En bref
Fin janvier UTC (la société appartenant au holding télécom Veon, propriétaire de Kyivstar) a déposé auprès de АМКУ une demande d’acquisition du contrôle des actifs de UNS — une plateforme de pylônes qui travaille avec «Vodafone Україна». En réponse, l’un des participants de la «grande trois», lifecell, a publié une déclaration évoquant le risque de monopolisation du marché des pylônes et un possible ralentissement du développement des infrastructures.
Position de lifecell
"La fusion de l’infrastructure mobile passive de deux des plus grands opérateurs conduira à la monopolisation et à un déséquilibre structurel du marché des télécoms, ce qui pourrait affecter le rythme des innovations et affaiblir l’orientation vers les besoins des abonnés. Les conséquences de cette transaction dépasseront largement le marché des communications mobiles"

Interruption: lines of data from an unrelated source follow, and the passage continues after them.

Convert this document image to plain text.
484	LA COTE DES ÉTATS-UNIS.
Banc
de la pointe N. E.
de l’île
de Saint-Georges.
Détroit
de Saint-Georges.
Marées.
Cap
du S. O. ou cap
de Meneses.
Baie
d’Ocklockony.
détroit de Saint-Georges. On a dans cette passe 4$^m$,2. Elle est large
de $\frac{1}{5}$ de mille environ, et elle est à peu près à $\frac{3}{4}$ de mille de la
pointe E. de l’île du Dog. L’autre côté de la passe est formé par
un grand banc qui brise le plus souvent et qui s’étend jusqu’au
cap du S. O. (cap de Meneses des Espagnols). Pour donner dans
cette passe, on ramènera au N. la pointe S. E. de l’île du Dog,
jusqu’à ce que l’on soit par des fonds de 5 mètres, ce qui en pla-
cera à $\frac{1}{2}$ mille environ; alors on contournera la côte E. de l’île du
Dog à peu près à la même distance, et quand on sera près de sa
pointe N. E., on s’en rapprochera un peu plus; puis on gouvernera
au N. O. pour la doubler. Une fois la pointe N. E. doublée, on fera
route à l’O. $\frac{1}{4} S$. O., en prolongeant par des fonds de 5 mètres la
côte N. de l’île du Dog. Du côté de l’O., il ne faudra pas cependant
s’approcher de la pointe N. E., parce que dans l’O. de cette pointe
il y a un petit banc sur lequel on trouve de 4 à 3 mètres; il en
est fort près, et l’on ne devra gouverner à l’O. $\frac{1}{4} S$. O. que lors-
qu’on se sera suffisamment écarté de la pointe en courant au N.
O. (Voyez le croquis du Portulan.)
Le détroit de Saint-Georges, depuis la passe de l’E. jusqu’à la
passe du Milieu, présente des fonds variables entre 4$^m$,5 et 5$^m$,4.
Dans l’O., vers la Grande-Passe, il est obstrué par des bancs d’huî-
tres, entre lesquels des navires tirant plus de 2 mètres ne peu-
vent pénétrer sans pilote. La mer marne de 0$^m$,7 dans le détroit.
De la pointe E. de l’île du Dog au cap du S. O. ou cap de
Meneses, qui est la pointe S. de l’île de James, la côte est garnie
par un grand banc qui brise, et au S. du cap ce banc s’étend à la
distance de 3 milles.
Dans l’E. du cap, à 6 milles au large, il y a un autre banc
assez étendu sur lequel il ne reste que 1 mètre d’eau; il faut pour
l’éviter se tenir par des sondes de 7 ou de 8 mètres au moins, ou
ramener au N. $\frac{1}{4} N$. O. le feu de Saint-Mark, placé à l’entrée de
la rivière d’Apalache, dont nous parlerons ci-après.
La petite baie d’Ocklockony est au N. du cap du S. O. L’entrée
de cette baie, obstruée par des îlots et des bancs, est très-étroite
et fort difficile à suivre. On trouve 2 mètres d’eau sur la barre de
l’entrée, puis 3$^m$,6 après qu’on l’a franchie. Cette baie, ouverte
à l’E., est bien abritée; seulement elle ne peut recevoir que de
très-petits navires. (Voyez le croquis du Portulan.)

— lifecell, déclaration de la société
La déclaration souligne également que la densité de l’infrastructure a permis d’assurer le fonctionnement des forces de défense, des services d’urgence et de soutenir les abonnés lors d’une cyberattaque visant un des opérateurs en 2023.
Contexte et motivation de l’accord
UTC et UNS sont des entreprises qui construisent et entretiennent des stations de base et les louent. La consolidation des pylônes permet aux opérateurs de réduire les dépenses d’investissement, d’optimiser la couverture réseau et d’accélérer le déploiement des services. Cette logique découle en partie des attentes des investisseurs : en 2024 Turkcell a cédé lifecell à la société d’investissement NJJ Holding de Xavier Niel, qui constitue un groupe télécom plus large autour de lifecell et Datagroup‑Volia. Cela modifie les intérêts et freine la concurrence pour les actifs d’infrastructure.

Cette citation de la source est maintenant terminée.